A idéia do 'look do dia' como ele acontece hoje é incompatível com metodologia de consultoria de estilo que foca em diversidade, singularidade, autoconhecimento e humanização (pra ter resultados relacionados a autoestima). Look do dia se baseia em comparação, que é o oposto de cooperação. Se baseia em peça de roupa -- e na consultoria a gente se baseia em PESSOAS que vestem roupas (não é a roupa que faz a pessoa!). Look do dia apresenta marcas, querendo identificar grupos e por consequência padronizar. Se a gente (como consultoras de estilo) pudesse, construiria roupas 100% personalizadamente pra cada uma das nossas clientes.

O trabalho de consultora, tão íntimo e próximo de cada cliente, nessa nossa metodologia não pode (de jeito nenhum) envolver comparação ou criar uma idéia/expectativa na cliente colocando nosso gosto pessoal como parâmetro. Não tem como a gente valorizar singularidades dizendo "olhe pra mim". E mesmo que  haja super boa intenção no compartilhamento do próprio look, o mundo todo a mídia toda tá treinando as nossas mentes fortemente há tempos -- e fica mais fácil deslizar pro comparativo do que abstrair e entender que look do dia é só referência.

Usar nossa própria aparência pra comunicar nossas habilidades técnicas -- estar sempre linda não pra que a cliente pense "quero ser como ela" mas sim "uau como ela é capacitada pra manipular esses códigos do vestir tão direitinho"  dá respaldo profissional pra gente e rende segurança pra quem contrata nosso serviço. Então consultoria de estilo não é uma profissão pra quem quer ser o foco de admiração de alguém: na consultoria o foco é A CLIENTE, e o nosso trabalho é quase o de um mordomo, que serve e atua em bastidores. "Tem mais a ver com o pé do que com o sapato", como uma mestra ensinou.

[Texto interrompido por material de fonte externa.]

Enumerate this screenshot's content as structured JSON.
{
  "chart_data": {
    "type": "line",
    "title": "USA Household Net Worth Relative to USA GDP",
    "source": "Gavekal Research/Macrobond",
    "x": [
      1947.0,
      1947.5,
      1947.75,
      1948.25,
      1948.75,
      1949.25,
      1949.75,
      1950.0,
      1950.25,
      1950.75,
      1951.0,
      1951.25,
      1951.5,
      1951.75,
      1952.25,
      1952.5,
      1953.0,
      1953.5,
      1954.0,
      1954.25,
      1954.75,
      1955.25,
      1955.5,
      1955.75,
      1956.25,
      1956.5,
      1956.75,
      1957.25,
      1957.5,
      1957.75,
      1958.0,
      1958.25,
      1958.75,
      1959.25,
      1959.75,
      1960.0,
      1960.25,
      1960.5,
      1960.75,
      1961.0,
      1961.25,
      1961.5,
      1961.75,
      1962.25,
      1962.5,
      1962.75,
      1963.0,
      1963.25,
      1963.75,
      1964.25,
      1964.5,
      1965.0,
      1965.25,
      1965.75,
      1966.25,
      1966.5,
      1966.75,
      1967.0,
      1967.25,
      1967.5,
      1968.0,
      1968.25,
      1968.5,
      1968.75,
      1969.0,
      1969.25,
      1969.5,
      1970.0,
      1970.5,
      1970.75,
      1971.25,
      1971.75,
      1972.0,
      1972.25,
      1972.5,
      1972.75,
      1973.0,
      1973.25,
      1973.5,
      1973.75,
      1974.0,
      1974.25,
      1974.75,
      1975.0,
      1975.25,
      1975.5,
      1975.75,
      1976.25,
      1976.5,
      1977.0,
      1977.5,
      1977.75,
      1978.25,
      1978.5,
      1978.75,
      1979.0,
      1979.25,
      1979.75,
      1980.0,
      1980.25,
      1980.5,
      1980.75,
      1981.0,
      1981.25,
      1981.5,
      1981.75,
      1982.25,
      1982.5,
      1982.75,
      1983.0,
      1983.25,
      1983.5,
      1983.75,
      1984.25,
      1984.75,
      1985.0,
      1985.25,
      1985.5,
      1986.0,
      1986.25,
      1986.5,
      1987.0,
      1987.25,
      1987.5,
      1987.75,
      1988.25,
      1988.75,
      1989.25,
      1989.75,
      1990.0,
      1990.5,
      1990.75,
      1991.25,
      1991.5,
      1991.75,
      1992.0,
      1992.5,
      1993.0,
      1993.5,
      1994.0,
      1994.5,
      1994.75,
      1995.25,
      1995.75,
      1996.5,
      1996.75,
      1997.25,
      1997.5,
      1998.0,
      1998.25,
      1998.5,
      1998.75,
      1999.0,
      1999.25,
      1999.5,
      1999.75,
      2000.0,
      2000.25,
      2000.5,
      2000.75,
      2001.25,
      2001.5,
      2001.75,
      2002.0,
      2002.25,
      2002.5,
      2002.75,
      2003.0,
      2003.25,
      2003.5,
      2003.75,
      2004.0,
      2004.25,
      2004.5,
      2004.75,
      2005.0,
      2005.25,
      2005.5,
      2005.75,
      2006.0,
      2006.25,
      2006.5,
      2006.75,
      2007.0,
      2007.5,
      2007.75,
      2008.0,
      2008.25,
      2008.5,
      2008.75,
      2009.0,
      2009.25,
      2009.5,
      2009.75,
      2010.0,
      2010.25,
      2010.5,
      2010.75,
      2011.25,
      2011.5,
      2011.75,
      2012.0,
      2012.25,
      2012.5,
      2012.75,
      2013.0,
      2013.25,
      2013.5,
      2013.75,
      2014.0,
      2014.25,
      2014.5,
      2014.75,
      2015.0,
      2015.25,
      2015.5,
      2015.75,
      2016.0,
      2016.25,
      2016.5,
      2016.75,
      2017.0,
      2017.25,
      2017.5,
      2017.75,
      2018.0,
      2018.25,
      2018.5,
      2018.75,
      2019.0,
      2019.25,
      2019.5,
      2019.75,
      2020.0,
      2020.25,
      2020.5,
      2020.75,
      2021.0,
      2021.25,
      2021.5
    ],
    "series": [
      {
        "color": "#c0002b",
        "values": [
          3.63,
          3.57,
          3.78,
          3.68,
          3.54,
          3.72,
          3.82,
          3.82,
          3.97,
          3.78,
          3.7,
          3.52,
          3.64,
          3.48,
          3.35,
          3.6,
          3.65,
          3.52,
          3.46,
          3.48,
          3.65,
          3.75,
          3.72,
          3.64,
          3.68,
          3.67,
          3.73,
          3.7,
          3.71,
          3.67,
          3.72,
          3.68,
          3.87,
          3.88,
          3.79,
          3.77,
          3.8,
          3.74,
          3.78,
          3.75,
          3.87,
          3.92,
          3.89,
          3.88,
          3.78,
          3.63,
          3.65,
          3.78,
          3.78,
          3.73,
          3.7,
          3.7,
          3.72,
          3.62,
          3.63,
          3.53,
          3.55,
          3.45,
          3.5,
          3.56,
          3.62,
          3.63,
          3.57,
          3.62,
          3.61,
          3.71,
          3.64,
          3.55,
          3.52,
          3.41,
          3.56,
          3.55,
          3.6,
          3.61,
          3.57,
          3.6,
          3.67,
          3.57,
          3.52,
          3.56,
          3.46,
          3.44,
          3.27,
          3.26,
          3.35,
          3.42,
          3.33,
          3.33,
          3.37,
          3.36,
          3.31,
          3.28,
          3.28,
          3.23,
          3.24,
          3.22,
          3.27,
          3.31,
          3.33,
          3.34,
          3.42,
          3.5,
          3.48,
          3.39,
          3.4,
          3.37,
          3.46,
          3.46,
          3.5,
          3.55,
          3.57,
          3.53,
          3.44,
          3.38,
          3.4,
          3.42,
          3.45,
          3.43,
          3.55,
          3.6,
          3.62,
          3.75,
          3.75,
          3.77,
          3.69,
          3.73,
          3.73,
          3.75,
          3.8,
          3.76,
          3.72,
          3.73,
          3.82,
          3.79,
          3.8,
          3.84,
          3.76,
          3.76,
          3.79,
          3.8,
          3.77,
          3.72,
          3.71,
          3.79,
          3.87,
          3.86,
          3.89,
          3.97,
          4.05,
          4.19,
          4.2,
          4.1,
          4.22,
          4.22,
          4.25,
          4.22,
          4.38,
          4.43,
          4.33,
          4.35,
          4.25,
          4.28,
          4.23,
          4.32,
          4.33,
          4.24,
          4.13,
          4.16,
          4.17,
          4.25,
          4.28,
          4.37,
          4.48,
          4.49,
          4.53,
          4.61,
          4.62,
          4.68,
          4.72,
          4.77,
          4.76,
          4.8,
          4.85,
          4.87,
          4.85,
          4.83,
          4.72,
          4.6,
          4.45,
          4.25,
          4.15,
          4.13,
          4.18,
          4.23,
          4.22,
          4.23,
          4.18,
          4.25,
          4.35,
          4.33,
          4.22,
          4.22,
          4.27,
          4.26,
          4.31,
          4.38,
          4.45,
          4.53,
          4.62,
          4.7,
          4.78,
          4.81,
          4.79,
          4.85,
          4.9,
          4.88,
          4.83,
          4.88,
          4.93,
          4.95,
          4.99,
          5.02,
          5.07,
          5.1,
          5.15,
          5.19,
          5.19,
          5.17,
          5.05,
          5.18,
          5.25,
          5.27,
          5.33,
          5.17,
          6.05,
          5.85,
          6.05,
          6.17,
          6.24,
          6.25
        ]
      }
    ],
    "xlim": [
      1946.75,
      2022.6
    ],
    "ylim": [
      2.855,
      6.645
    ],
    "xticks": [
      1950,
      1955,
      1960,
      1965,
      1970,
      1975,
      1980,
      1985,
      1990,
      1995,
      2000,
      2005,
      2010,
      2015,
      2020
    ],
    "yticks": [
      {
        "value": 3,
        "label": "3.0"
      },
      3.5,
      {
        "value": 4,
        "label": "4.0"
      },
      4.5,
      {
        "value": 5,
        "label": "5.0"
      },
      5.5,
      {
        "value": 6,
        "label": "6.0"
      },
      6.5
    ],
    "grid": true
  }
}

E o próprio trabalho é MUITO mais maravilhoso do que quem executa o trabalho! Não tem a ver com a gente mesma, não é sobre a gente mas sim sobre o trabalho -- todas as nossas colegas de profissão com a mesma formação alcançam os mesmos resultados, e suas clientes se sentem exatamente como as nossas se sentem. A gente pode até ser legal (todo mundo é!) mas a metodologia é muito mais legal.

E um complemento:

"(...) porque eu não sou, nem nunca vou ser, nem devo ser, a medida das coisas. Utilizar a mim mesmo, minhas vontades e necessidades, o jeito que quero ser tratado, como se eu fosse o parâmetro para todas as outras pessoas é a essência do narcisismo e do egocentrismo. É o exato oposto de empatia. A outra pessoa deve ser tratada não como eu gostaria de ser tratado, mas como ela merece e precisa ser tratada.

E como vamos saber como essa tal outra pessoa merece e precisa ser tratada?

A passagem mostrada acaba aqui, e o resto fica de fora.